“No!” I try to get away, but he doesn’t let go, and the dress tears as I jump away only to stumble forward into another one’s arms when he doesn’t let go of my dress.
“That’s already better,” someone says as I’m turned around, jerked toward another man as more of my dress is ripped away. I’m spun this way and that until the dress is at my feet in tatters, my bra and panties on top of it. It’s only then they let me go, and I turn to the soldier who brought me here, stumbling away from the table.
This can’t happen. It can’t.
He grins as he drags on his cigarette, makes a point of looking me over, and I do cover myself from him, from them.
That flash of a scene I don’t understand slices through me again. It’s like a lightning bolt, quick and electric, and it splits my brain in two. A place similar to this one. A basement. The smell is the same. Damp. Dank. A familiar face cuts into the picture, but it’s gone as quickly as it came.
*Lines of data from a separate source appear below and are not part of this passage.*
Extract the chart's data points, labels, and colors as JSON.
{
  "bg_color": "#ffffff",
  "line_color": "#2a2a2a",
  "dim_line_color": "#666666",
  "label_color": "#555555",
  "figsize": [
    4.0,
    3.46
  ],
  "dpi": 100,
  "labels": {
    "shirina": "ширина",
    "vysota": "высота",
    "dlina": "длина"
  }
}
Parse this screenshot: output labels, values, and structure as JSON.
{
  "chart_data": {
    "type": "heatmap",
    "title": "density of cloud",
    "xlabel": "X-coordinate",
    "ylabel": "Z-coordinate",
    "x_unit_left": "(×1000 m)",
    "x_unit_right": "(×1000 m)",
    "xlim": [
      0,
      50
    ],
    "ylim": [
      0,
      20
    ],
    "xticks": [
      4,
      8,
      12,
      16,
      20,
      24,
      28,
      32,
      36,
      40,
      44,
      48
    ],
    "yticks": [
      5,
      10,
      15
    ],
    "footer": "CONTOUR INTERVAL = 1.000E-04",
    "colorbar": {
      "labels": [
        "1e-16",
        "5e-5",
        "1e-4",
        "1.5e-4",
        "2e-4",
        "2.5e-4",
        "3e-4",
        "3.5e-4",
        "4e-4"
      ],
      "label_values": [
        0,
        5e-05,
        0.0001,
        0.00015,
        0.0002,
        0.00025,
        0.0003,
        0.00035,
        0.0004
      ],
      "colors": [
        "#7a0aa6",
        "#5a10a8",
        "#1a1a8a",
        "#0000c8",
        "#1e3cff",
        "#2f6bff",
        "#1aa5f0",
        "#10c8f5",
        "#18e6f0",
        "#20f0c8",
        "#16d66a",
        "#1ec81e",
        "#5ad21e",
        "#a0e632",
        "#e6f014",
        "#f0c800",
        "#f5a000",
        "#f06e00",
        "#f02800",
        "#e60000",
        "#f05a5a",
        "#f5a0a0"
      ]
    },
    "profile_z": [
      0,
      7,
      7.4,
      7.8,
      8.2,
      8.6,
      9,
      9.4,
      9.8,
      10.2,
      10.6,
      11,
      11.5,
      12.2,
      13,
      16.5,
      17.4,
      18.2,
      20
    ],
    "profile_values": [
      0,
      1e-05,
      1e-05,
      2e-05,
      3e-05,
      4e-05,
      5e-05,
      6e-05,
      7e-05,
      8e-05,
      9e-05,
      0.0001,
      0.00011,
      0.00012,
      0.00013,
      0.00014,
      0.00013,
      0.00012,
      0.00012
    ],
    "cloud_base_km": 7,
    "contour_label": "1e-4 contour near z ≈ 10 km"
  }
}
I stagger backward, set my hand against the cool wall to steady myself. Sweat pools under my arms and along my hairline. I’m going to be sick.
“Serve my friends,” the man who brought me is saying.
I blink. Try to focus. This can’t be happening. Please God, don’t let this be happening.
“I want to go to my room.”
“Serve, bitch.”
Someone chuckles, the music is turned up louder, and between that and the blood pounding against my ears, I am deaf.
“I’m thirsty over here, sweetheart,” someone calls out, holding up an empty bottle of beer.
I keep my eyes on the soldier who brought me down. Think. Think. Get away. Survive.
“Serve drinks, or you’ll be serving something else.”
No.
I pick up a new bottle of beer, walk over to the thirsty man and set it down, taking his empty one and holding it by the neck. I don’t have to wait long for one of them to grab my ass, and the instant he does, I smash the bottle against the poker table and turn on him holding the bottle with its sharp edges between us.
But there are a dozen of them and one of me, and in an instant, I’m on my knees in the broken glass surrounded by them, pushed forward until I’m on all fours, glass digging into my hands and knees. I feel them all around me—their breath, their bodies, sweat, and liquor, and smoke. Someone pushes my face down on that filthy floor. I can’t process this. Can’t process that this is going to happen to me. I want to fight. I need to fight. I’d rather die than take this. I’d rather die. But it’s no use. There are too many of them. And they’re too strong.